’Tis the season when charitable organizations hope that doctors looking for end-of-year tax deductions will make their contributions to them. While we all know that charitable contributions garner an itemized tax deduction, structuring charitable gifts properly allows doctors to save beyond the deduction. Here are a few things to consider before we head into the holiday season.
Give your appreciation
Instead of writing a check, doctors should consider gifting their most highly appreciated stocks to their favorite charities. Not only will this provide the charities with the same monetary benefits and the doctor with the same tax deductions, it also eliminates capital gain taxes on the donated stocks’ appreciated values. With the maximum long-term capital gains tax rate at 20% and the net investment income tax at 3.8%, this allows doctors making gifts with $10,000 of appreciation to save $2,380 in income taxes. In some states, the combined federal and state income tax savings could be as much as $3,500.
After making the gift, the doctor either repurchases the same stock with the cash that would have been used to make the donation to the charity, or uses the cash to rebalance his or her portfolio with new investments. This effectively keeps the doctor with the same amount of stock in his or her account, but with an increased basis.
Timing is everything
If you want to really save big, combine the above strategy with the use of a donor-advised fund during years in which you have a big income tax bill, such as the year of a practice sale. Prefunding these contributions allows you to claim the deductions while in a much higher tax bracket, rather than in future low taxable-income retirement years. Additionally, prefunding provides the funds to continue to make gifts to charity in retirement without having to tap into retirement funds. Following the gift, the donor-advised fund will typically sell the stock and reinvest the funds, with all earnings growing tax free. You can then distribute these funds at will to your charity of choice over a period of years.
RMDs, if you please
While these strategies work well for doctors who are actively practicing, retired doctors often don’t see the same tax benefits from charitable contributions. This is because most retirees have little debt, which often results in doctors taking the standard deduction on their returns. When this happens, charitable contributions of after-tax cash can become a lost deduction, as the total itemized deductions, including the gifted amounts, do not exceed the standard deduction.

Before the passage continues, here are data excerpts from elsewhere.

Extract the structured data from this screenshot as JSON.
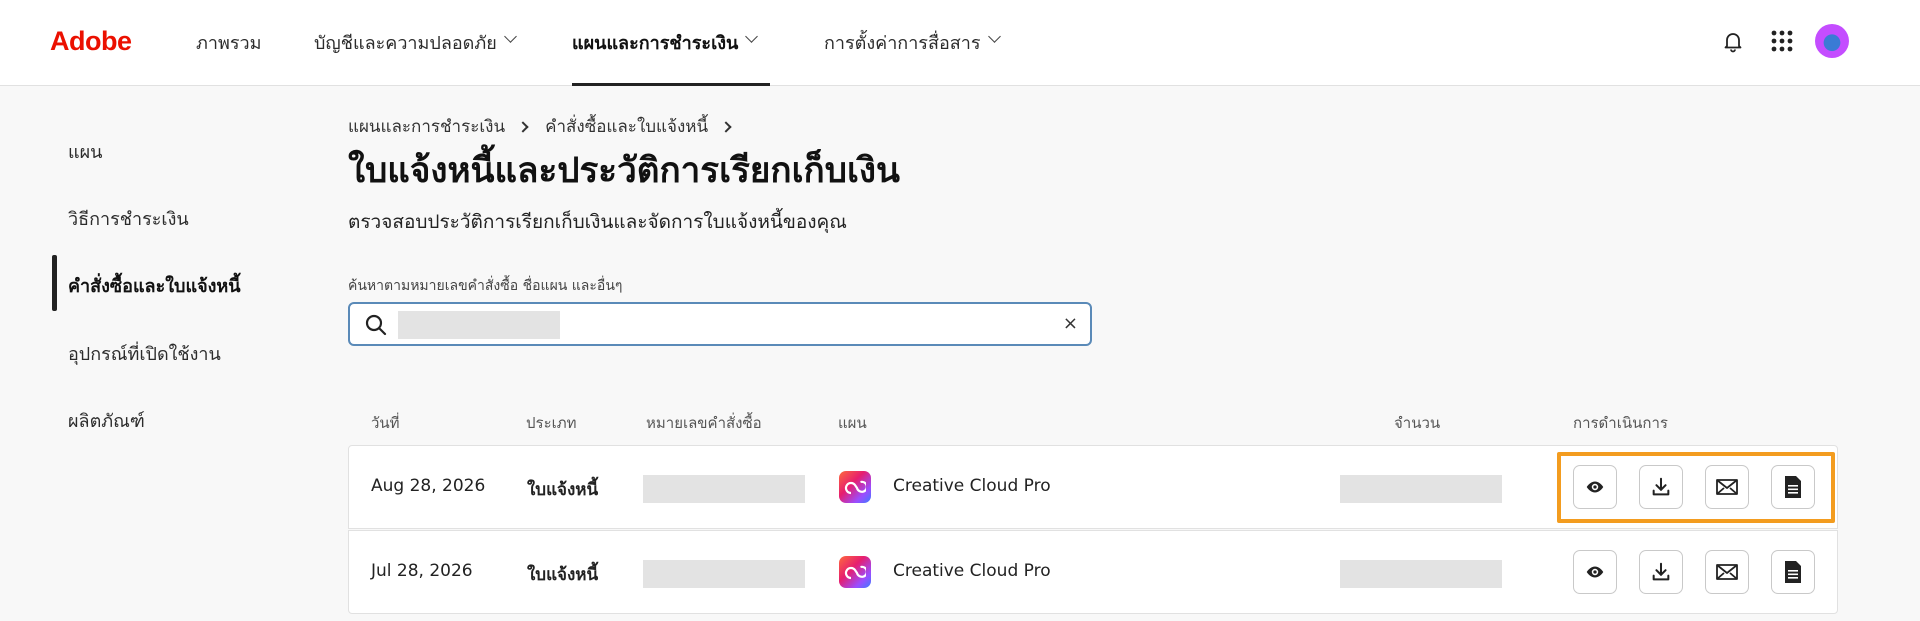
{
  "brand": {
    "logo": "Adobe",
    "color": "#eb1000"
  },
  "nav": {
    "items": [
      {
        "label": "ภาพรวม",
        "dropdown": false,
        "active": false
      },
      {
        "label": "บัญชีและความปลอดภัย",
        "dropdown": true,
        "active": false
      },
      {
        "label": "แผนและการชำระเงิน",
        "dropdown": true,
        "active": true
      },
      {
        "label": "การตั้งค่าการสื่อสาร",
        "dropdown": true,
        "active": false
      }
    ],
    "icons": [
      "bell-icon",
      "apps-grid-icon",
      "avatar"
    ]
  },
  "sidebar": {
    "items": [
      {
        "label": "แผน",
        "active": false
      },
      {
        "label": "วิธีการชำระเงิน",
        "active": false
      },
      {
        "label": "คำสั่งซื้อและใบแจ้งหนี้",
        "active": true
      },
      {
        "label": "อุปกรณ์ที่เปิดใช้งาน",
        "active": false
      },
      {
        "label": "ผลิตภัณฑ์",
        "active": false
      }
    ]
  },
  "breadcrumb": [
    "แผนและการชำระเงิน",
    "คำสั่งซื้อและใบแจ้งหนี้"
  ],
  "page": {
    "title": "ใบแจ้งหนี้และประวัติการเรียกเก็บเงิน",
    "subtitle": "ตรวจสอบประวัติการเรียกเก็บเงินและจัดการใบแจ้งหนี้ของคุณ"
  },
  "search": {
    "label": "ค้นหาตามหมายเลขคำสั่งซื้อ ชื่อแผน และอื่นๆ",
    "value": "",
    "clear": "×"
  },
  "table": {
    "columns": [
      "วันที่",
      "ประเภท",
      "หมายเลขคำสั่งซื้อ",
      "แผน",
      "จำนวน",
      "การดำเนินการ"
    ],
    "rows": [
      {
        "date": "Aug 28, 2026",
        "type": "ใบแจ้งหนี้",
        "order_number": "",
        "plan": "Creative Cloud Pro",
        "amount": ""
      },
      {
        "date": "Jul 28, 2026",
        "type": "ใบแจ้งหนี้",
        "order_number": "",
        "plan": "Creative Cloud Pro",
        "amount": ""
      }
    ],
    "actions": [
      "view-icon",
      "download-icon",
      "email-icon",
      "document-icon"
    ]
  },
  "highlight_color": "#f39c1f"
}
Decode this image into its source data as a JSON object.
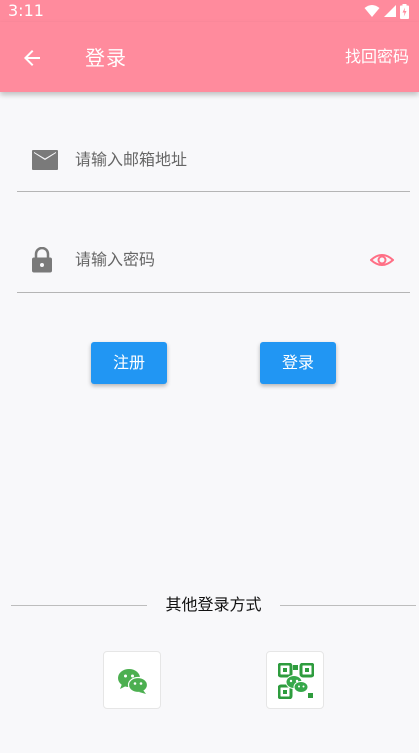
{
  "status_bar": {
    "time": "3:11",
    "icons": [
      "wifi-icon",
      "signal-icon",
      "battery-charging-icon"
    ]
  },
  "app_bar": {
    "back_icon": "back-arrow-icon",
    "title": "登录",
    "action_label": "找回密码",
    "background_color": "#ff8b9d"
  },
  "form": {
    "email": {
      "icon": "mail-icon",
      "placeholder": "请输入邮箱地址",
      "value": ""
    },
    "password": {
      "icon": "lock-icon",
      "placeholder": "请输入密码",
      "value": "",
      "toggle_icon": "eye-icon",
      "toggle_color": "#ff6f85"
    }
  },
  "buttons": {
    "register_label": "注册",
    "login_label": "登录",
    "color": "#2196f3"
  },
  "other_login": {
    "divider_text": "其他登录方式",
    "options": [
      {
        "icon": "wechat-icon"
      },
      {
        "icon": "qr-code-wechat-icon"
      }
    ]
  }
}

Enter the required minimum distribution (RMD), the minimum amount required to be taken from the retirement plan. Doctors often do not need this money for living expenses since many are living from practice sale proceeds or after-tax investments. A largely underutilized option for doctors is to make charitable contributions directly from their RMDs. While there is no deduction on gifted RMDs, a doctor can still take the standard deduction at tax time while eliminating the requirement to take the income from the account. This allows a doctor to remove the charitable contributions from his or her income while still taking the standard deduction, which results in enhanced tax savings. This also allows the doctor to eliminate adjusted gross income (AGI) thresholds on gifts of appreciated stocks, which is otherwise limited to 30% of AGI.